Elderly man hit by DELTA police motorcycle units on Ermou Street, in downtown Athens (12/2); the bystanders who called for an ambulance at the spot, now testify that cops also beat the man with batons
The Day After: Candles for ruins, pre-trial incarcerations and media orchestrations
It was only in the morning, and after many hours of efforts, that firefighters managed to extinguish the flames of freedom. And there’s a mourning short period after such events, where citizens eagerly hold candles over their ruins. That hypocrisy is beyond words. Athens seems to have burned scars, with a flood of terror-frenzy scenarios in the media making ‘normality’ extremely fragile. We know as well as the Power knows, that flames rose high in the streets on February 12th, flames that may ignite other fires to burn worldwide. If this brief rebellious manifestation will not extend beyond the state borders, it will not vindicate us.
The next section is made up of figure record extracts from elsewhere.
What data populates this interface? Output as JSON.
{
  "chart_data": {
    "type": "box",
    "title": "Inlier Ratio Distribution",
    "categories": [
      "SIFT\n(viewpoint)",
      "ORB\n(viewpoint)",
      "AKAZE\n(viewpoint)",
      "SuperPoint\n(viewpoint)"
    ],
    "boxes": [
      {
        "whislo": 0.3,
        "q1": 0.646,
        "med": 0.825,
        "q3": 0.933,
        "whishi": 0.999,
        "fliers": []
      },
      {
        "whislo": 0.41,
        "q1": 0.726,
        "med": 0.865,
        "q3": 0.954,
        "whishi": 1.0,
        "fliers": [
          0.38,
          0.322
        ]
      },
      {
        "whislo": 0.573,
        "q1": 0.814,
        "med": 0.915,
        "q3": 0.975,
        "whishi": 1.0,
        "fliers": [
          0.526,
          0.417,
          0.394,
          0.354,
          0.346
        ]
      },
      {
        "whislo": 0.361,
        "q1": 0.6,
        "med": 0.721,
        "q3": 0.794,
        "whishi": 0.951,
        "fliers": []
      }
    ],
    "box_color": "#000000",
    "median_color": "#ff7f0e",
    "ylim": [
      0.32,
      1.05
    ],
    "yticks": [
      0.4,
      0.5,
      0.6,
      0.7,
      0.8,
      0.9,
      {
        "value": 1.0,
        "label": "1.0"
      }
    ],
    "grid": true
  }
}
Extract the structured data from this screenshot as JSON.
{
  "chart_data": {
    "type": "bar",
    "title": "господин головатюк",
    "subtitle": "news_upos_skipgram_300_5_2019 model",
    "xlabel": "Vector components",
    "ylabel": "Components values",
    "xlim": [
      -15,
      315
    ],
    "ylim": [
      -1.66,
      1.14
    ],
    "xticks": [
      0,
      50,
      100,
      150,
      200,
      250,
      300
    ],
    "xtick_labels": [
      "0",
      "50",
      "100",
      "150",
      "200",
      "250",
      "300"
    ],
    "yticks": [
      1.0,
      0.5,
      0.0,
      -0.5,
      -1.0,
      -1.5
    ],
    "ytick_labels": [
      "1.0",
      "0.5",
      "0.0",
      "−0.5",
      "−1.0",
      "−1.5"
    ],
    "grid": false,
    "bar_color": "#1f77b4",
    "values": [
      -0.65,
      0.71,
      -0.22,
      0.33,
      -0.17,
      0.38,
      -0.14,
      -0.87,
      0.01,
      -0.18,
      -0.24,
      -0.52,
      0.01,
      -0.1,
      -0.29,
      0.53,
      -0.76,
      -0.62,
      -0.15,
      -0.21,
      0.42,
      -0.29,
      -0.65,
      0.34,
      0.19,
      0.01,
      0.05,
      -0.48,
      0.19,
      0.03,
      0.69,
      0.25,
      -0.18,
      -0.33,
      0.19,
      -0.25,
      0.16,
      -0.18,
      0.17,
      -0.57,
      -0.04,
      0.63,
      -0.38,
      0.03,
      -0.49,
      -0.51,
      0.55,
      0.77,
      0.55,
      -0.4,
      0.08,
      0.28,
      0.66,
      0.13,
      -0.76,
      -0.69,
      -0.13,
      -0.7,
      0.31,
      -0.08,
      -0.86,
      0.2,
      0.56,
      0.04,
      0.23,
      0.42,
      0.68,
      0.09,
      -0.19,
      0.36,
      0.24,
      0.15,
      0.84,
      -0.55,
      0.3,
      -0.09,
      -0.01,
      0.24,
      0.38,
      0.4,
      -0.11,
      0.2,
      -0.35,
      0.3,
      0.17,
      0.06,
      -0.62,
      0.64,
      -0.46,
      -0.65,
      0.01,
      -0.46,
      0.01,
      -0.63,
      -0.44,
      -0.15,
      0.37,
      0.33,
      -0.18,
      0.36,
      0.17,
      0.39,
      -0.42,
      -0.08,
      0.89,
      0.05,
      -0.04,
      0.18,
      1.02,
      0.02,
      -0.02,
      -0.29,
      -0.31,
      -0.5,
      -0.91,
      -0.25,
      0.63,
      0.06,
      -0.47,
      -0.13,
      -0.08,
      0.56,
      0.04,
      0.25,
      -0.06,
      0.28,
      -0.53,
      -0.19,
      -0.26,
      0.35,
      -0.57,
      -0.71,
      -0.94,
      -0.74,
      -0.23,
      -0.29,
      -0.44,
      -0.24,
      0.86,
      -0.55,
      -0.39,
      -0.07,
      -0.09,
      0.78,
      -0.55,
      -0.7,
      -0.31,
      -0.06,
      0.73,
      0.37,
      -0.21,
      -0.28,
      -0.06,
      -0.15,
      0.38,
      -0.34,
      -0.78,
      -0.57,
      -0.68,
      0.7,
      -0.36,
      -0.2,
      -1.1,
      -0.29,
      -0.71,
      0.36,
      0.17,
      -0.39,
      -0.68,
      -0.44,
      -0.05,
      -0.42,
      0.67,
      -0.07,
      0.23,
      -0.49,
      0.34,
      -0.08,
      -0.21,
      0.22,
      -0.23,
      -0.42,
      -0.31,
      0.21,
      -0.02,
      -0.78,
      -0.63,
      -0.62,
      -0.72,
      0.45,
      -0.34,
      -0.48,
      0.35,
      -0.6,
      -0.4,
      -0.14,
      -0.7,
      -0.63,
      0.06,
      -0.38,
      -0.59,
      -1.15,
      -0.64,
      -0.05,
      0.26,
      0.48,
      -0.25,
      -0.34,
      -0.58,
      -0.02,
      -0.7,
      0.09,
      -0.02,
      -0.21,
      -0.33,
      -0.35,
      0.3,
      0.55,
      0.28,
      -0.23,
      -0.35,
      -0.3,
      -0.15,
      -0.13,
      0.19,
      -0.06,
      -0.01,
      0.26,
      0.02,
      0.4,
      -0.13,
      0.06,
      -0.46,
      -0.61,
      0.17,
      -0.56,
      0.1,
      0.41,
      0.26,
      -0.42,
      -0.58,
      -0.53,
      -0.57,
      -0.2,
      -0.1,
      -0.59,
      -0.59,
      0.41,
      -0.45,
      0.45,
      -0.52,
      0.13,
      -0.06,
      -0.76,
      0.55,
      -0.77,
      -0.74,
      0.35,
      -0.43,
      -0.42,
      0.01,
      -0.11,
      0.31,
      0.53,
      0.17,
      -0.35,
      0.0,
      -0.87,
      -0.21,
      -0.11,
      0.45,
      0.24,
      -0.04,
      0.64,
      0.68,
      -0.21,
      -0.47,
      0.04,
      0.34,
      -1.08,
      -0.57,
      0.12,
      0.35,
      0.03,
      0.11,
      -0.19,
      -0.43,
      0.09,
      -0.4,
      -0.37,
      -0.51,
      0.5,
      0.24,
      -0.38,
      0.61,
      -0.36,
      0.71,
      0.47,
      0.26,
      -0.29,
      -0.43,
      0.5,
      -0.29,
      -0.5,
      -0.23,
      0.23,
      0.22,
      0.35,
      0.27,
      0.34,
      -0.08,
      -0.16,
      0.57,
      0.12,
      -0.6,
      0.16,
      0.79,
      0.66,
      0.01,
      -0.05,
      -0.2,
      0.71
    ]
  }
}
In present times, amidst another round of protests on February 19th, international solidarity and complicity are more important than ever before. Solidarity with the struggle in Greece means to attack directly on any infrastructure of the State and the Capital, often within walking distance from your place. Because it is important to say that whoever wants to show factual solidarity cannot claim ‘I’m Greek too’ or ‘we are all Greeks’. The solidarity that can help our struggle is against any nations, against patriotism, is attacking the State’s structures and its supporters, spreading the idea of freedom for everyone. Reciprocal aid means that we are not ‘all Greeks’; we are of no country, of no nationality; we are what our revolutionary solidarity will gradually make us.